What the business man needs to know is what the gas station attendant needs to know. What they need to know is the same. What do you want? I propose what Alan Watts once said in a speech. An entirely new kind of college entrance form as well as a new kind of job application form in which you write down your idea of paradise in an imperfect world for about twenty pages. It can be any kind of paradise you want. Spell it out. What do you want to happen in life? Then you'll hand this form in and it will be read over. It will be examined by a few people so they can make you realize what goes with the things you desire.

  • I want enormous riches. Well, then... prepare to keep a few lawyers as friends because someone will try to sue you. Prepare for constant security, because someone will try to rob you.

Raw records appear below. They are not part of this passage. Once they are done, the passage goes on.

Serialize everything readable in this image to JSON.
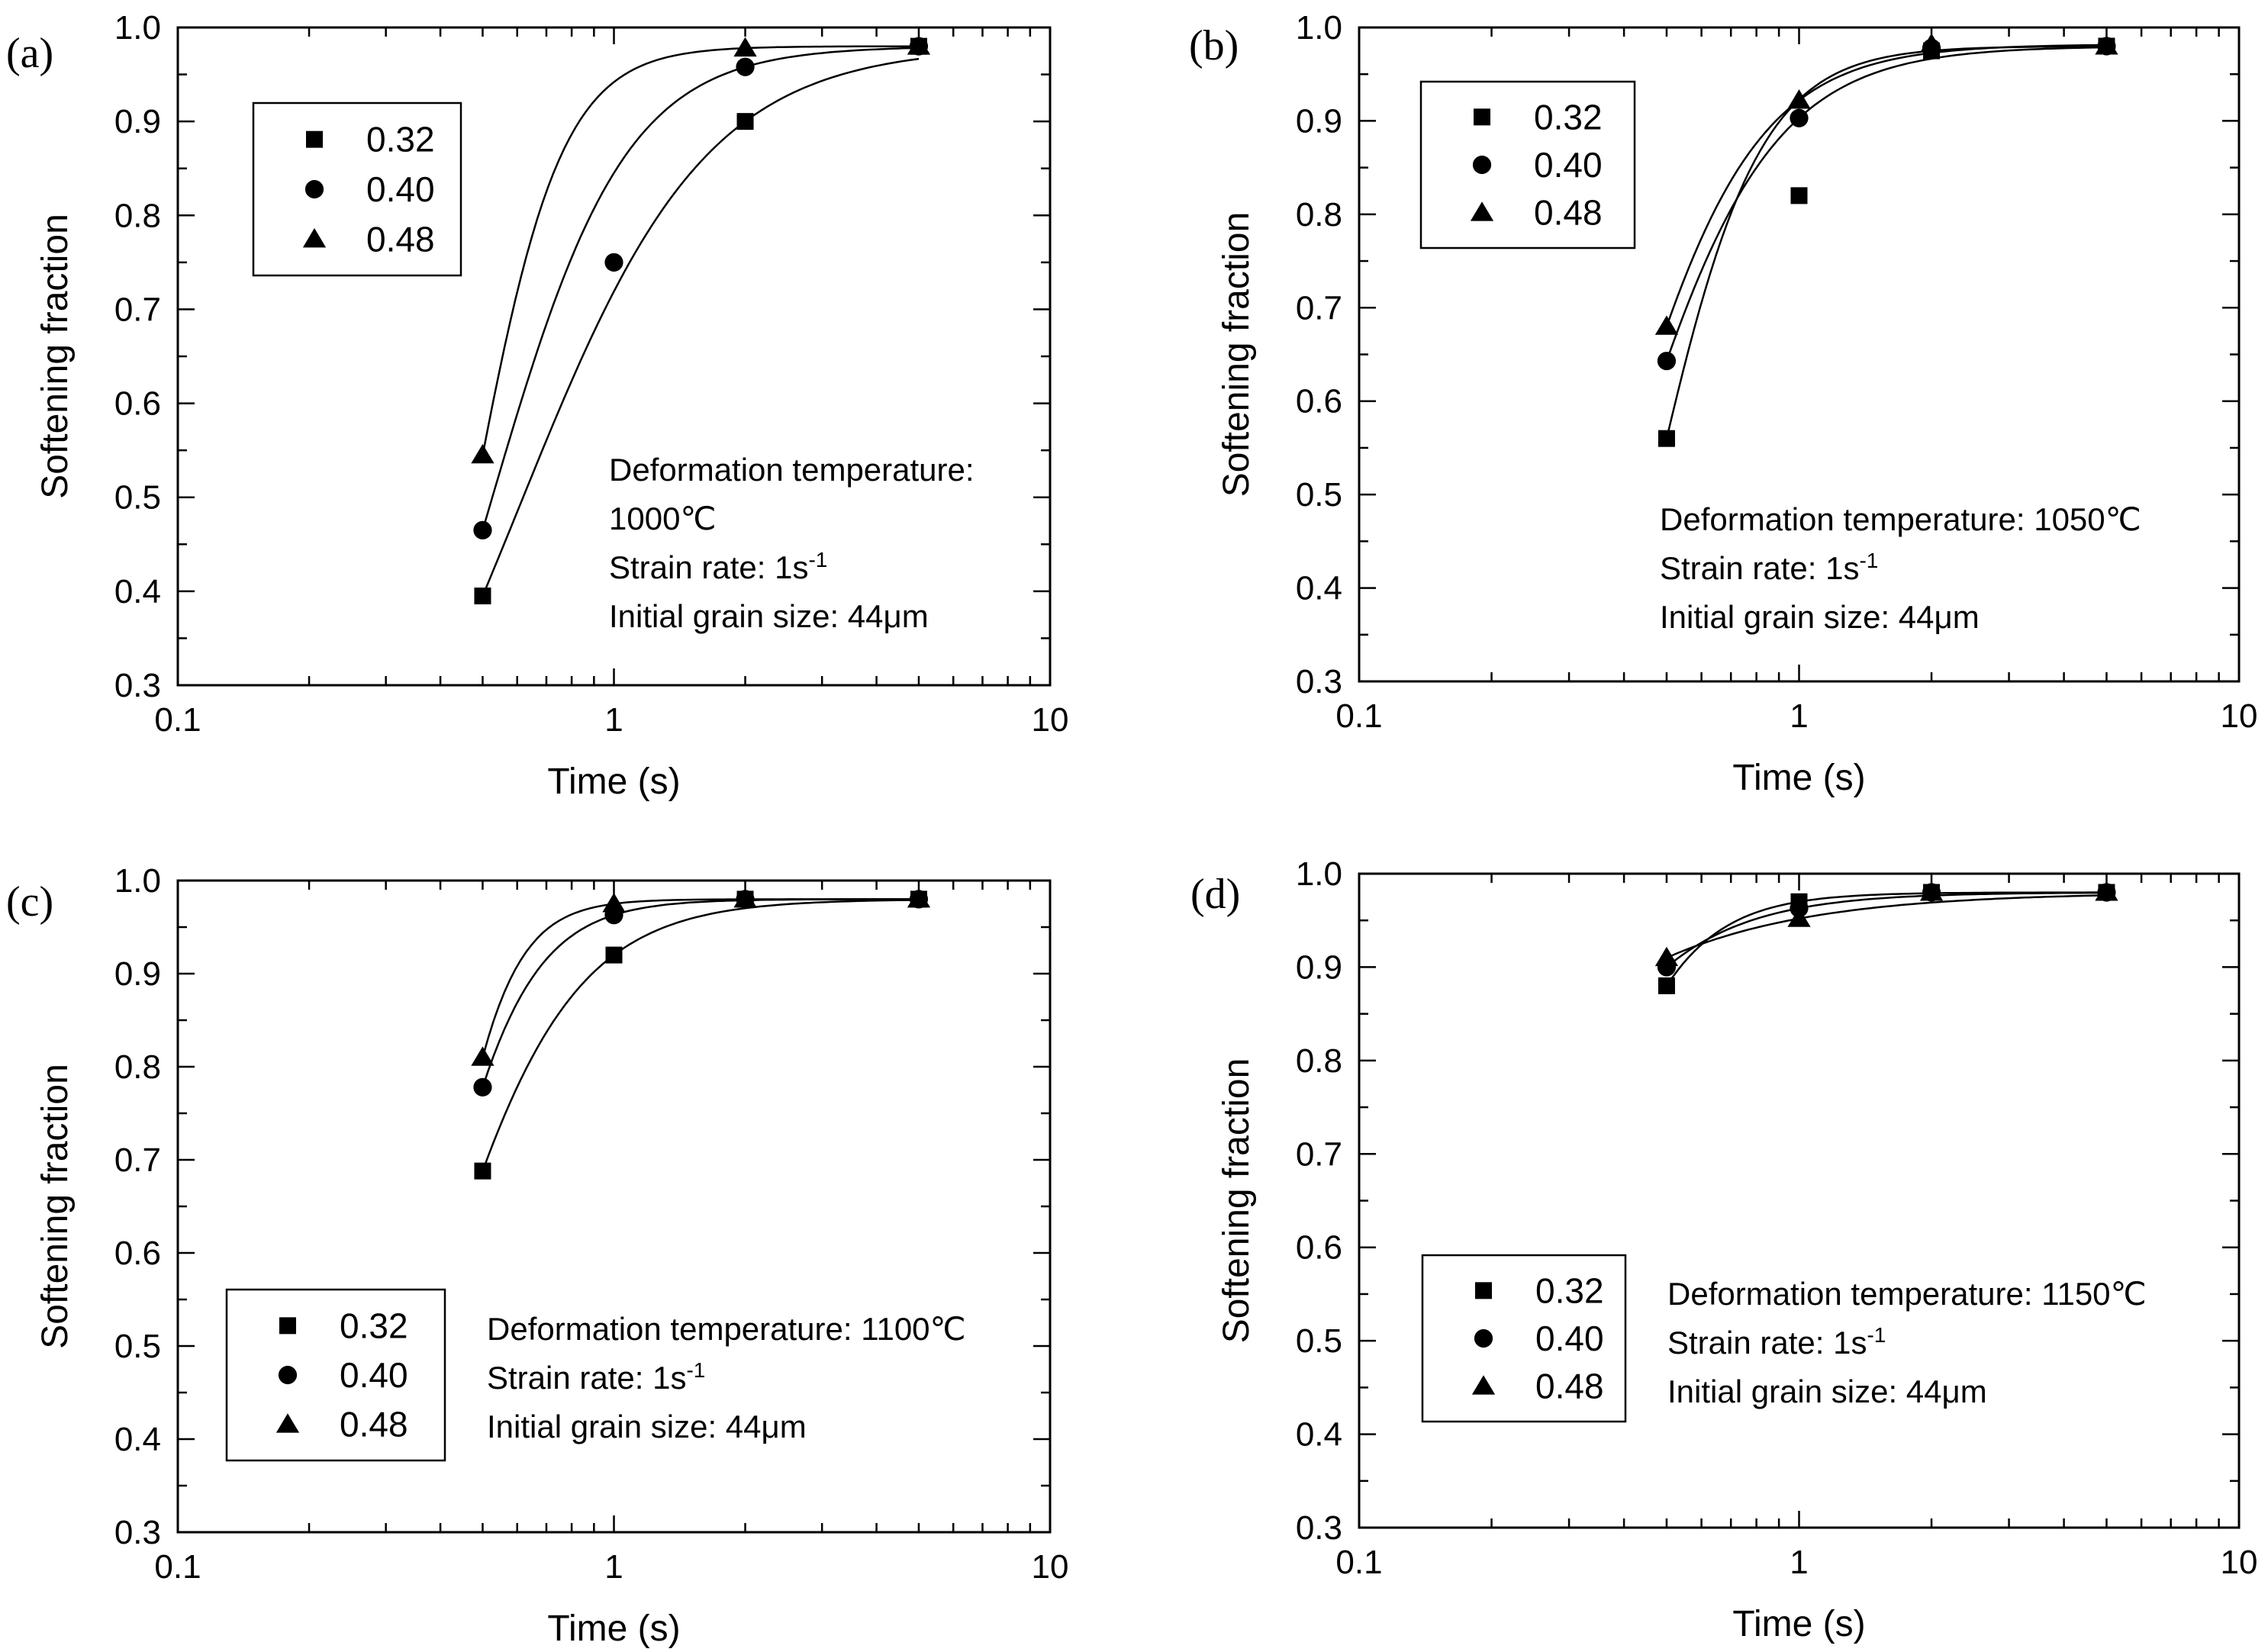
{
  "chart_data": [
    {
      "panel_label": "(a)",
      "type": "scatter",
      "xscale": "log",
      "xlim": [
        0.1,
        10
      ],
      "ylim": [
        0.3,
        1.0
      ],
      "xticks": [
        "0.1",
        "1",
        "10"
      ],
      "yticks": [
        "0.3",
        "0.4",
        "0.5",
        "0.6",
        "0.7",
        "0.8",
        "0.9",
        "1.0"
      ],
      "xlabel": "Time (s)",
      "ylabel": "Softening fraction",
      "legend": "upper-left",
      "series": [
        {
          "name": "0.32",
          "marker": "square",
          "x": [
            0.5,
            2,
            5
          ],
          "y": [
            0.395,
            0.9,
            0.98
          ]
        },
        {
          "name": "0.40",
          "marker": "circle",
          "x": [
            0.5,
            1,
            2,
            5
          ],
          "y": [
            0.465,
            0.75,
            0.958,
            0.98
          ]
        },
        {
          "name": "0.48",
          "marker": "triangle",
          "x": [
            0.5,
            2,
            5
          ],
          "y": [
            0.545,
            0.978,
            0.98
          ]
        }
      ],
      "annotation_lines": [
        "Deformation temperature:",
        "1000℃",
        "Strain rate: 1s",
        "Initial grain size: 44μm"
      ],
      "annotation_superscript": "-1"
    },
    {
      "panel_label": "(b)",
      "type": "scatter",
      "xscale": "log",
      "xlim": [
        0.1,
        10
      ],
      "ylim": [
        0.3,
        1.0
      ],
      "xticks": [
        "0.1",
        "1",
        "10"
      ],
      "yticks": [
        "0.3",
        "0.4",
        "0.5",
        "0.6",
        "0.7",
        "0.8",
        "0.9",
        "1.0"
      ],
      "xlabel": "Time (s)",
      "ylabel": "Softening fraction",
      "legend": "upper-left",
      "series": [
        {
          "name": "0.32",
          "marker": "square",
          "x": [
            0.5,
            1,
            2,
            5
          ],
          "y": [
            0.56,
            0.82,
            0.975,
            0.98
          ]
        },
        {
          "name": "0.40",
          "marker": "circle",
          "x": [
            0.5,
            1,
            2,
            5
          ],
          "y": [
            0.643,
            0.903,
            0.978,
            0.98
          ]
        },
        {
          "name": "0.48",
          "marker": "triangle",
          "x": [
            0.5,
            1,
            2,
            5
          ],
          "y": [
            0.68,
            0.922,
            0.982,
            0.98
          ]
        }
      ],
      "annotation_lines": [
        "Deformation temperature: 1050℃",
        "Strain rate: 1s",
        "Initial grain size: 44μm"
      ],
      "annotation_superscript": "-1"
    },
    {
      "panel_label": "(c)",
      "type": "scatter",
      "xscale": "log",
      "xlim": [
        0.1,
        10
      ],
      "ylim": [
        0.3,
        1.0
      ],
      "xticks": [
        "0.1",
        "1",
        "10"
      ],
      "yticks": [
        "0.3",
        "0.4",
        "0.5",
        "0.6",
        "0.7",
        "0.8",
        "0.9",
        "1.0"
      ],
      "xlabel": "Time (s)",
      "ylabel": "Softening fraction",
      "legend": "lower-left",
      "series": [
        {
          "name": "0.32",
          "marker": "square",
          "x": [
            0.5,
            1,
            2,
            5
          ],
          "y": [
            0.688,
            0.92,
            0.98,
            0.98
          ]
        },
        {
          "name": "0.40",
          "marker": "circle",
          "x": [
            0.5,
            1,
            2,
            5
          ],
          "y": [
            0.778,
            0.963,
            0.98,
            0.98
          ]
        },
        {
          "name": "0.48",
          "marker": "triangle",
          "x": [
            0.5,
            1,
            2,
            5
          ],
          "y": [
            0.81,
            0.975,
            0.98,
            0.98
          ]
        }
      ],
      "annotation_lines": [
        "Deformation temperature: 1100℃",
        "Strain rate: 1s",
        "Initial grain size: 44μm"
      ],
      "annotation_superscript": "-1"
    },
    {
      "panel_label": "(d)",
      "type": "scatter",
      "xscale": "log",
      "xlim": [
        0.1,
        10
      ],
      "ylim": [
        0.3,
        1.0
      ],
      "xticks": [
        "0.1",
        "1",
        "10"
      ],
      "yticks": [
        "0.3",
        "0.4",
        "0.5",
        "0.6",
        "0.7",
        "0.8",
        "0.9",
        "1.0"
      ],
      "xlabel": "Time (s)",
      "ylabel": "Softening fraction",
      "legend": "lower-left",
      "series": [
        {
          "name": "0.32",
          "marker": "square",
          "x": [
            0.5,
            1,
            2,
            5
          ],
          "y": [
            0.88,
            0.97,
            0.98,
            0.98
          ]
        },
        {
          "name": "0.40",
          "marker": "circle",
          "x": [
            0.5,
            1,
            2,
            5
          ],
          "y": [
            0.9,
            0.963,
            0.98,
            0.98
          ]
        },
        {
          "name": "0.48",
          "marker": "triangle",
          "x": [
            0.5,
            1,
            2,
            5
          ],
          "y": [
            0.91,
            0.952,
            0.98,
            0.98
          ]
        }
      ],
      "annotation_lines": [
        "Deformation temperature: 1150℃",
        "Strain rate: 1s",
        "Initial grain size: 44μm"
      ],
      "annotation_superscript": "-1"
    }
  ]
}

  • I want the perfect woman/man, describing all the practicalities of that individual. You go on to specify what she will be like. You never once mentioned what his/her mother should be like, or her father. Because these things normally go with a spouse.

Be careful of what you desire, because you may very well get it.

Love what you do not the thing it gets you.

We can argue endlessly on the opposition as to who is the good guy and who is the bad guy. There would be no gentlemen's agreement and no compromise, as if there is honor among thieves. And I'm of the mindset that large corporations are a new form a slavery by making everyone think they need the job they have to make it. Everyone forgets that what humans actually need, in truth, is food, water, clothing, and shelter.

The world is designed right now to make you feel that if you're not in absolute luxury and comfort then you're not going to make it. It's a trick to steal your time by making you think that you're not alive without these things. It's a car salesman's tactic.



Find what truly makes you happy without thinking about the money and more than likely the work will sell itself. At the same time, keep it simple.


Work like a captain, play like a pirate.